Michigan State University, USA


Website: http://biometrics.cse.msu.edu


Email:

Biography

Anil Jain is a University Distinguished Professor in the Department of Computer Science at Michigan State University. His research interests are pattern recognition, computer vision, machine learning and biometric recognition. He received the King-Sun Fu Prize, Guggenheim, Humboldt, Fulbright, IEEE Computer Society Technical Achievement and IEEE Wallace-McDowell awards. He is a Fellow of ACM and IEEE and served as the Editor-in-Chief of the IEEE Trans. on Pattern Analysis and Machine Intelligence and a member of the IEEE Publications Board. He is the co-author of a number of books, including Handbook of Biometrics, Handbook of Multibiometrics, Handbook of Face Recognition, Handbook of Fingerprint Recognition and Algorithms for Clustering Data. He is a member of the National Academies panel on Information technology and previously served on its study teams on Whither Biometrics and Improvised Explosive Devices. He also served as a member of the Defense Science Board.

Title

Next Generation Biometric Recognition Systems

Abstract

Prevailing methods of person identification rely mainly on credentials (ID cards, driver license, PIN). However, these credentials are no longer meeting the growing threats of security breach and identity theft. As a result, a large number of government and commercial organizations worldwide are adopting biometric technology in critical applications like civil registry, international border crossing, government benefits programs, and access control. A biometric system recognizes a person based on her anatomical or behavioural characteristics. Unlike credentials, biometric traits (e.g., fingerprint, face, and iris) cannot be lost, stolen, and easily forged; they are also supposed to be persistent and unique. While biometric recognition, in particular, automatic fingerprint identification systems (AFIS), has been successfully used in law enforcement and forensics for over one hundred years, its adoption in many emerging large scale identity applications is posing new challenges and opportunities to pattern recognition and computer vision research communities.
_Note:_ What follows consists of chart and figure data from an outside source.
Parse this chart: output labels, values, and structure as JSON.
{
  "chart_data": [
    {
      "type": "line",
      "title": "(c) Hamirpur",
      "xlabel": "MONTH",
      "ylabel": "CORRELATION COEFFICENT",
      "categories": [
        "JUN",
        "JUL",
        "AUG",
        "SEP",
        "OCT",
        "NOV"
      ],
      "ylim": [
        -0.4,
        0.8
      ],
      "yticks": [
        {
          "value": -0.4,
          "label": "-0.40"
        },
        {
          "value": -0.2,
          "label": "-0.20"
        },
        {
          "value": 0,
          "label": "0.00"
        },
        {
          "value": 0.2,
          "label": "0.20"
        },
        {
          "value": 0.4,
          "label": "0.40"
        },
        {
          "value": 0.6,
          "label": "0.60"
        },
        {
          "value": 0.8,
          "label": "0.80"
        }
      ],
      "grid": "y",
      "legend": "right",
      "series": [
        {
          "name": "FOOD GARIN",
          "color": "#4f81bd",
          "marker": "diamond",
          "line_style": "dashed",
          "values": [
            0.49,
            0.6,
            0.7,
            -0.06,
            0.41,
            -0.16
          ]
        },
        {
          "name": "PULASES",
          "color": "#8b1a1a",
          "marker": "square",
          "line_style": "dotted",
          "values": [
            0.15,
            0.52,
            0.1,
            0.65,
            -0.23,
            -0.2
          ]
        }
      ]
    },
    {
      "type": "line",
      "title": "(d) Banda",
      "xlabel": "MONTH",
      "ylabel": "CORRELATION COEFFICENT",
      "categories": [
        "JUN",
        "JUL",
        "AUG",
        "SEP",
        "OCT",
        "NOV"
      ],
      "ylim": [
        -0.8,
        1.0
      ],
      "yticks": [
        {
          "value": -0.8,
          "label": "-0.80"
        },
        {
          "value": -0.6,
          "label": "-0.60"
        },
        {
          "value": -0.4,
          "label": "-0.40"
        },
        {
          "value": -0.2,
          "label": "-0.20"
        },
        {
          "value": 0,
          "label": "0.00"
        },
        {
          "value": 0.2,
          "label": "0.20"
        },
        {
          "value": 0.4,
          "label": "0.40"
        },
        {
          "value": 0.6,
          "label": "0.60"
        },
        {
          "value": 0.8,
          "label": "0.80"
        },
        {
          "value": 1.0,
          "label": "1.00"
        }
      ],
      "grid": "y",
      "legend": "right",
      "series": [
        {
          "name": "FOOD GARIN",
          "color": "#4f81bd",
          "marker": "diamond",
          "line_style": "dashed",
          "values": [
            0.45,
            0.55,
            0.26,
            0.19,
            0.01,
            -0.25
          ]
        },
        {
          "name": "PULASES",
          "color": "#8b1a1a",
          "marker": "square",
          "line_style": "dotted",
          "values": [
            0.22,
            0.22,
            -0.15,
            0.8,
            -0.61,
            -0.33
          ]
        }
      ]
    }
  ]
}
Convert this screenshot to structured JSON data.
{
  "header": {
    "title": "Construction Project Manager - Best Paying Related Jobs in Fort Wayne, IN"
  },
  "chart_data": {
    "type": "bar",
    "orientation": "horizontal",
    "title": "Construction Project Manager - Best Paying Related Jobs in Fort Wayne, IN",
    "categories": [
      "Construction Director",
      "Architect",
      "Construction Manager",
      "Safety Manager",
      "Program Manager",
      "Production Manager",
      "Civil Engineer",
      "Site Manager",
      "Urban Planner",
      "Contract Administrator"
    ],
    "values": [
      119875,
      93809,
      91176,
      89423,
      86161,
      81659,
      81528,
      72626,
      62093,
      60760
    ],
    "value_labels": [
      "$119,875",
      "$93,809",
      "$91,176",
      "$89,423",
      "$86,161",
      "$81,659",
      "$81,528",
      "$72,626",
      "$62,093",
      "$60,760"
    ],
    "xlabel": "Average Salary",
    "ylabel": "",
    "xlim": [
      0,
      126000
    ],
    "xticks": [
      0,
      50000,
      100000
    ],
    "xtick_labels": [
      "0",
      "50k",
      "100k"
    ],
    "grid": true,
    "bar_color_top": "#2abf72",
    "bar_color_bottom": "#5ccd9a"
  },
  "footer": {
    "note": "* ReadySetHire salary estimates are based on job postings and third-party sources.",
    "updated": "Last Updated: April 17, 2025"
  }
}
One such application is India’s Unique ID (UID) project, which is expected to identify a population of over one billion citizens. The design of a biometric system depends on the application requirements with respect to recognition accuracy, throughput, user acceptance, system security, and robustness to data quality. Next generation biometrics technology must offer solutions to high quality biometric data acquisition, robust representation and matching algorithms, interoperability, user privacy, system security, and information fusion. This talk will present our ongoing research on latent fingerprint matching, extended fingerprint features, facial aging, template protection, soft biometric attributes (scars, marks and tattoos), and heterogeneous face recognition in support of next generation biometric systems.